Dr. Daines, meanwhile, has gone into polemical overdrive.

He dismisses as counterintuitive arguments by the soft-drink industry that the link between soda consumption and obesity has not been proved. “It’s obviously scientifically plausible that if you reduce consumption of excess calories, you reduce obesity,” he said.

He ridiculed what he called the “personal choice” argument that government should stay out of people’s kitchens, saying it was being promulgated by “AstroTurf false-flag operations” that are really supported by the soda industry.

“We know this elaborately with tobacco,” he said.

His passionate attacks on soda-tax opponents make one almost want to pity Nelson Eusebio, a supermarket owner in Queens who is chairman of New Yorkers Against Unfair Taxes, a coalition that is fighting the tax. Mr. Eusebio called Dr. Daines “out of touch with reality.”

“When it comes to obesity, to attack a single industry as wholeheartedly as he has is creating a lot of confusion for the public,” Mr. Eusebio said. “It’s leading the public to think that if they stop drinking soda, they won’t be obese anymore. Soda may be a contributor to obesity, but it’s not the sole contributor.”

Dr.

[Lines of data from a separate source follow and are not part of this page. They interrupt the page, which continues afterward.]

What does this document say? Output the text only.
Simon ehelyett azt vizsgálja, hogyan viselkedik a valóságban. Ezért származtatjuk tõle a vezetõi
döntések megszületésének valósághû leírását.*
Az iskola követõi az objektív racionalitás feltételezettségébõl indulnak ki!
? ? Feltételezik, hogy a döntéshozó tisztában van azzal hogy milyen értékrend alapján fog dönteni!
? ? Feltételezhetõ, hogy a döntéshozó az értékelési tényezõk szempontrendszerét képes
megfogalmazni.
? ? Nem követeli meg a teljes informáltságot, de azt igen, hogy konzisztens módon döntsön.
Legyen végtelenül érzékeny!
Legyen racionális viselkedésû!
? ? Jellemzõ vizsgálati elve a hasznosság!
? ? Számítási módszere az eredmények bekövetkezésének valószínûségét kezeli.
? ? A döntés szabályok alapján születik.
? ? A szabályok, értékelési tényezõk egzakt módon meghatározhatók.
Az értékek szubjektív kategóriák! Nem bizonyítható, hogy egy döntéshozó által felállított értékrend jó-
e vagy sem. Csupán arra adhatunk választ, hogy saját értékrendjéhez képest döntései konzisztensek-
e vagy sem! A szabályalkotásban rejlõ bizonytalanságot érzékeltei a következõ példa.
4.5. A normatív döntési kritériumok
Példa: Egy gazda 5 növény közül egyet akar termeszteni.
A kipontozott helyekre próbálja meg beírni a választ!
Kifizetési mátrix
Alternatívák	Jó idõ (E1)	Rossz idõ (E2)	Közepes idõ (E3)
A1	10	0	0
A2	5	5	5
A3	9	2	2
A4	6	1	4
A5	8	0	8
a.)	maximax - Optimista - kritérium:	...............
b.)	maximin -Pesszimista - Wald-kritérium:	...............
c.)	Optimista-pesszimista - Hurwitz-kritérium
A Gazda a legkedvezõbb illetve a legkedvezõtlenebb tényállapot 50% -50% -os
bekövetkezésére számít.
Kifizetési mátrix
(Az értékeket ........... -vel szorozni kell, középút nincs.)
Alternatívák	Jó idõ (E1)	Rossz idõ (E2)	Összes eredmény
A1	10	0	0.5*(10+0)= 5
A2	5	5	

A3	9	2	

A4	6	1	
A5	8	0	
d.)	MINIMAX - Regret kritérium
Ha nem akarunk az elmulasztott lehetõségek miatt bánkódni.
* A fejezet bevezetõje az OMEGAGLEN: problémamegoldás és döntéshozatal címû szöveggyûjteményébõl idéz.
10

Daines hates the term “fat tax,” often used by supporters and opponents alike, because it sounds accusatory. He prefers the more anodyne “beverage tax.”

But diplomacy has not necessarily been his strong suit. After Staten Island lawmakers supported an antitax rally at the Coca-Cola sales and distribution center near the Goethals Bridge, Dr. Daines fired off a scolding press release that said, “Staten Island has the state’s second-highest obesity rate, as well as the second-highest consumption of sugar-sweetened beverages.”

“I am concerned for the health of Staten Islanders,” he added. “Sixty-five percent of Staten Island residents are overweight or obese, and 35 percent of them drink one or more cans of sugar-sweetened beverages like soda every day.”

Dr. Daines urged Staten Islanders to support their local soft-drink workers by drinking Diet Coke (which would not be taxed), adding, “I hope they also drink nutritious low-fat milk.”

Waxing passionate the other day, he managed to make soda purveyors sound almost like drug dealers.

“I raised my kids on Park Avenue,” he said. “You can walk at least from 60th Street to 96th Street on Park Avenue. You won’t see a single soda billboard, you won’t see a single fast-food outlet, and I don’t think you could buy a soda. Basically, a child raised in that corridor has a soda-free day after school.”

But walk 30 blocks north to Harlem, he said, and the picture is different. “This is cheap, it’s heavily advertised, it tastes really good,” he said. “And then we plunge kids into that environment, and we say, if you have a problem, you lack self-control.”

Mr. Eusebio, the tax opponent, recommended that Dr. Daines devote his time to promoting a “holistic diet” and educating young people about the benefits of exercise.

“Educating people helps them more than taxing them,” Mr. Eusebio said. “If taxation was a form of diet, New Yorkers would be the healthiest people on the planet because we are the most overtaxed people on the planet.”